幸いも、災いも神から受けよう

「サタンは主の前から出て行き、ヨブの足の裏から頭の頂まで、悪性の腫れ物で彼を打った。ヨブは土器のかけらを取って体をかきむしり、灰の中に座った。彼の妻は言った。「あなたは、まだ完全であり続けるのですか。神を呪って死んでしまいなさい。」しかし、ヨブは彼女に言った。「あなたは愚かな者が言うようなことを言う。私たちは神から幸いを受けるのだから、災いをも受けようではないか。」このような時でも、ヨブはその唇によって罪を犯さなかった。」 (ヨブ記2章7-10節)
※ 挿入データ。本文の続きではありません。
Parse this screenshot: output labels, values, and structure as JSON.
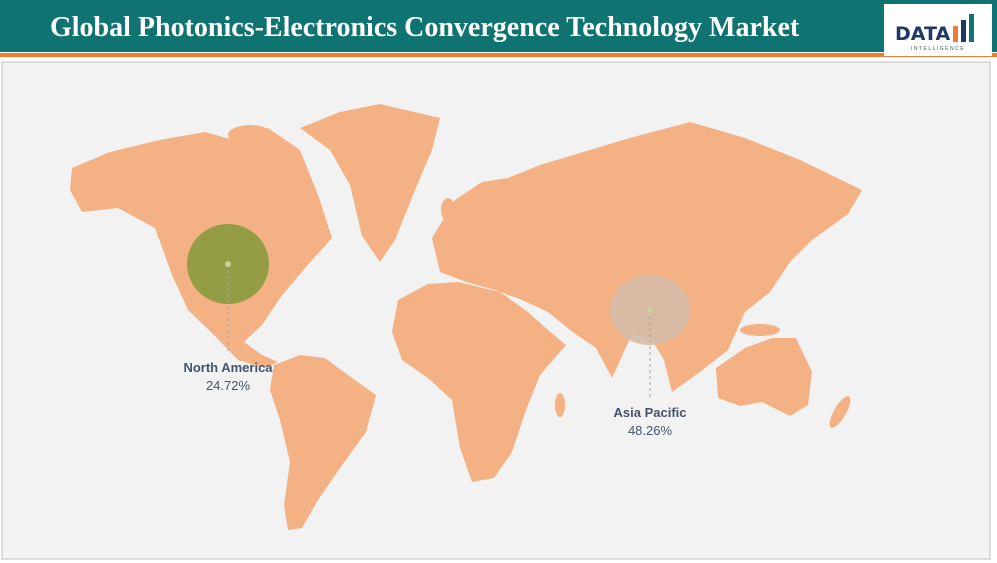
{
  "title": "Global Photonics-Electronics Convergence Technology Market",
  "logo": {
    "text": "DATA",
    "subtext": "INTELLIGENCE"
  },
  "regions": [
    {
      "name": "North America",
      "value": 24.72,
      "value_label": "24.72%",
      "color": "#8a9a3e"
    },
    {
      "name": "Asia Pacific",
      "value": 48.26,
      "value_label": "48.26%",
      "color": "#d6bba8"
    }
  ]
}
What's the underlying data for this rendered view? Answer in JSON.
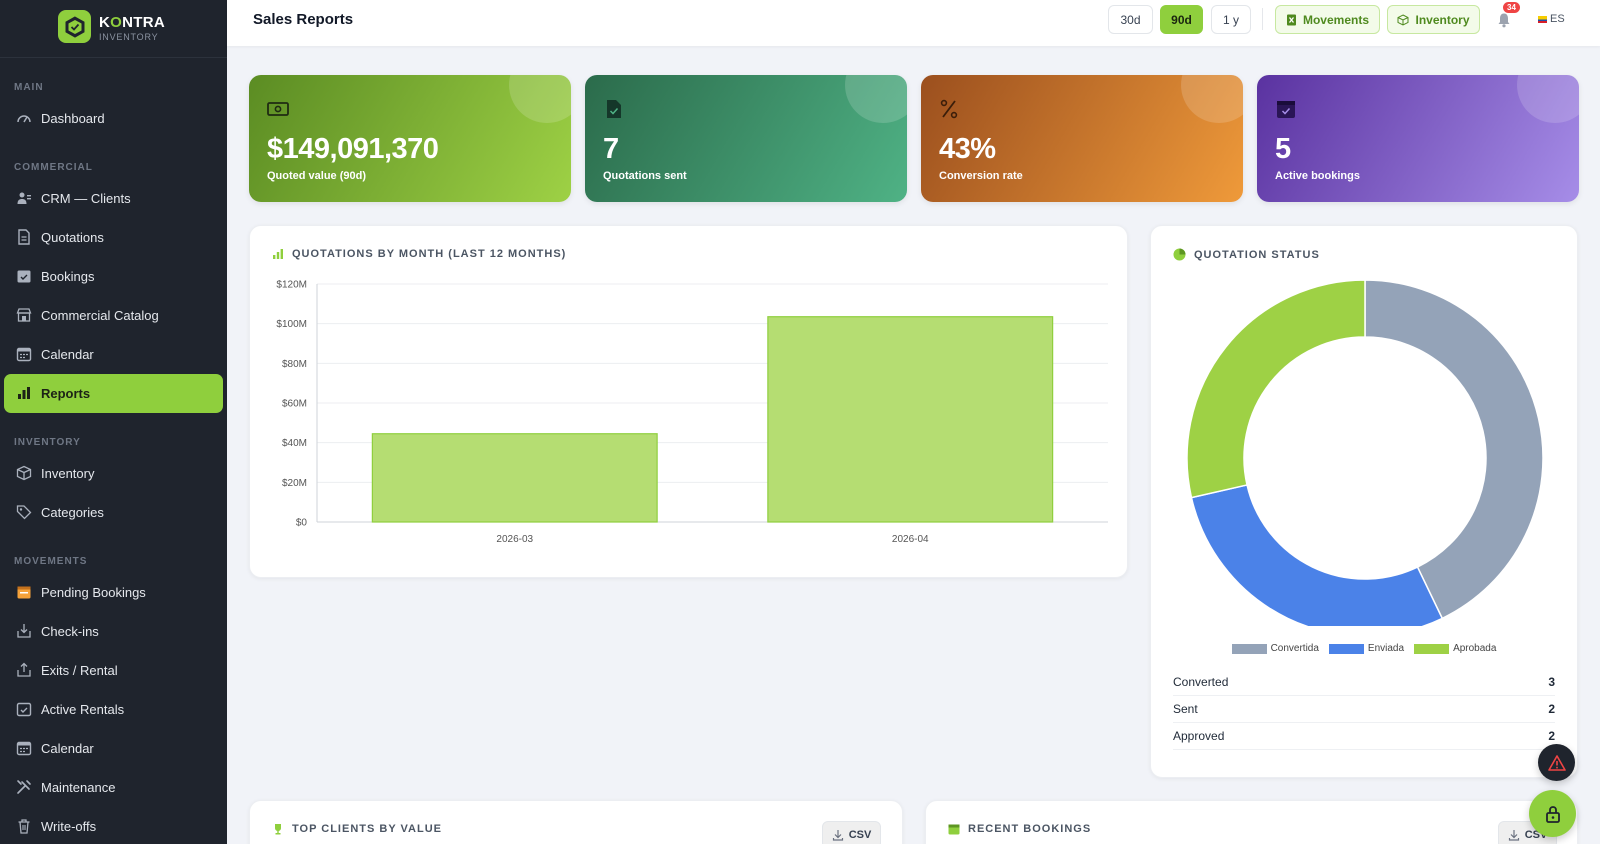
{
  "brand": {
    "name_part1": "K",
    "name_accent": "O",
    "name_part2": "NTRA",
    "subtitle": "INVENTORY"
  },
  "sidebar": {
    "sections": [
      {
        "label": "MAIN",
        "items": [
          {
            "label": "Dashboard",
            "icon": "gauge-icon"
          }
        ]
      },
      {
        "label": "COMMERCIAL",
        "items": [
          {
            "label": "CRM — Clients",
            "icon": "users-icon"
          },
          {
            "label": "Quotations",
            "icon": "file-icon"
          },
          {
            "label": "Bookings",
            "icon": "calendar-check-icon"
          },
          {
            "label": "Commercial Catalog",
            "icon": "store-icon"
          },
          {
            "label": "Calendar",
            "icon": "calendar-icon"
          },
          {
            "label": "Reports",
            "icon": "bar-chart-icon",
            "active": true
          }
        ]
      },
      {
        "label": "INVENTORY",
        "items": [
          {
            "label": "Inventory",
            "icon": "box-icon"
          },
          {
            "label": "Categories",
            "icon": "tags-icon"
          }
        ]
      },
      {
        "label": "MOVEMENTS",
        "items": [
          {
            "label": "Pending Bookings",
            "icon": "calendar-pending-icon"
          },
          {
            "label": "Check-ins",
            "icon": "inbox-in-icon"
          },
          {
            "label": "Exits / Rental",
            "icon": "box-out-icon"
          },
          {
            "label": "Active Rentals",
            "icon": "calendar-active-icon"
          },
          {
            "label": "Calendar",
            "icon": "calendar-icon"
          },
          {
            "label": "Maintenance",
            "icon": "tools-icon"
          },
          {
            "label": "Write-offs",
            "icon": "trash-icon"
          }
        ]
      }
    ]
  },
  "header": {
    "title": "Sales Reports",
    "periods": [
      "30d",
      "90d",
      "1 y"
    ],
    "active_period": "90d",
    "movements_label": "Movements",
    "inventory_label": "Inventory",
    "notifications_count": "34",
    "language": "ES"
  },
  "kpis": {
    "quoted": {
      "value": "$149,091,370",
      "label": "Quoted value (90d)"
    },
    "sent": {
      "value": "7",
      "label": "Quotations sent"
    },
    "conversion": {
      "value": "43%",
      "label": "Conversion rate"
    },
    "bookings": {
      "value": "5",
      "label": "Active bookings"
    }
  },
  "bar_chart": {
    "title": "QUOTATIONS BY MONTH (LAST 12 MONTHS)",
    "chart_data": {
      "type": "bar",
      "categories": [
        "2026-03",
        "2026-04"
      ],
      "values": [
        44.5,
        103.5
      ],
      "ylim": [
        0,
        120
      ],
      "yticks": [
        0,
        20,
        40,
        60,
        80,
        100,
        120
      ],
      "ytick_labels": [
        "$0",
        "$20M",
        "$40M",
        "$60M",
        "$80M",
        "$100M",
        "$120M"
      ],
      "bar_color": "#b5dd72",
      "bar_border": "#8fcf3d",
      "grid": true
    }
  },
  "status_chart": {
    "title": "QUOTATION STATUS",
    "chart_data": {
      "type": "pie",
      "labels": [
        "Convertida",
        "Enviada",
        "Aprobada"
      ],
      "values": [
        3,
        2,
        2
      ],
      "colors": [
        "#94a3b8",
        "#4b82e8",
        "#9ed145"
      ],
      "legend_position": "bottom"
    },
    "summary": [
      {
        "label": "Converted",
        "value": "3"
      },
      {
        "label": "Sent",
        "value": "2"
      },
      {
        "label": "Approved",
        "value": "2"
      }
    ]
  },
  "panels": {
    "top_clients_title": "TOP CLIENTS BY VALUE",
    "recent_bookings_title": "RECENT BOOKINGS",
    "csv_label": "CSV"
  },
  "colors": {
    "accent": "#8fcf3d",
    "sidebar_bg": "#1f242d",
    "page_bg": "#f1f3f8"
  }
}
 世の中には理不尽なことがあります。悪人が栄え、誰から見ても良い人が辛い経験をするということが起こります。旧約聖書に書かれているヨブという人は信仰深い誠実な人でした。ところがヨブに理不尽な災いがおそいかかります。息子、娘の親族の命と全財産を大風で失ったうえに、全身に悪い腫れものができます。「灰の中に座る」という行為は、深い悔い改めと悲しみをあらわす行為ですが、このような境遇になったのは、この自分がどんな過ちをしたのだろうか?教えてほしい、悟らせてほしいと神に信頼しつつ祈っているのです。 ところがヨブの妻は「あなたは、まだ完全であり続けるのですか。神を呪って死んでしまいなさい」といいました。苦しむ夫を前にして「死んでしまいなさい」とはサタンのような冷たいことばに聞こえます。しかし、この妻はヨブと同じように大切な家族を一瞬で失っているのです。夫と同じ苦しみを味わっているのです。誰よりも信仰深く神に信頼をおいている夫が、目の前で苦しんでいる。全身の腫れものをかきむしって自分以上の苦しみを味わい、どうしてやることもできない無力感の中にいるのです。「死んでしまいなさい」とは「死んでしまいましょう」と同じ苦難を味わっている妻としての正直な気持ちとも言えます。 夫の苦痛を少しでも和らげようとして、神さまとの関係から解放して、不満をありのままに口にしたら「楽になるでしょ?神を呪って死んでしまいなさい。そうすれば気持ちも落ち着くでしょう?」という思いです。妻も嘆き悲しみ続けて疲れ果てているのです。それでも夫のヨブは、「私たちは神から幸いを受けるのだから、災いをも受けようではないか。」そう言って穏やかに妻をたしなめました。ヨブの言葉は、神に対しても妻に対しても謙遜であり続けました。 父なる神は、その独り子をヨブ以上の苦難に向かわせました。神は御子の苦しみに寄り添っておられたでしょう。ですからヨブと妻の苦しみを受け止めて、共に寄り添ってくださったことでしょう。
《祈り》主よ、なぜ私に不幸があるのでしょうか。なぜあなたに信頼しても報いがないのでしょうか。私があなたから離れても、あなたは私から離れないでください。私があなたを呪っても、私を呪わないでください。ただ、あなたに真っすぐに祈らせてください。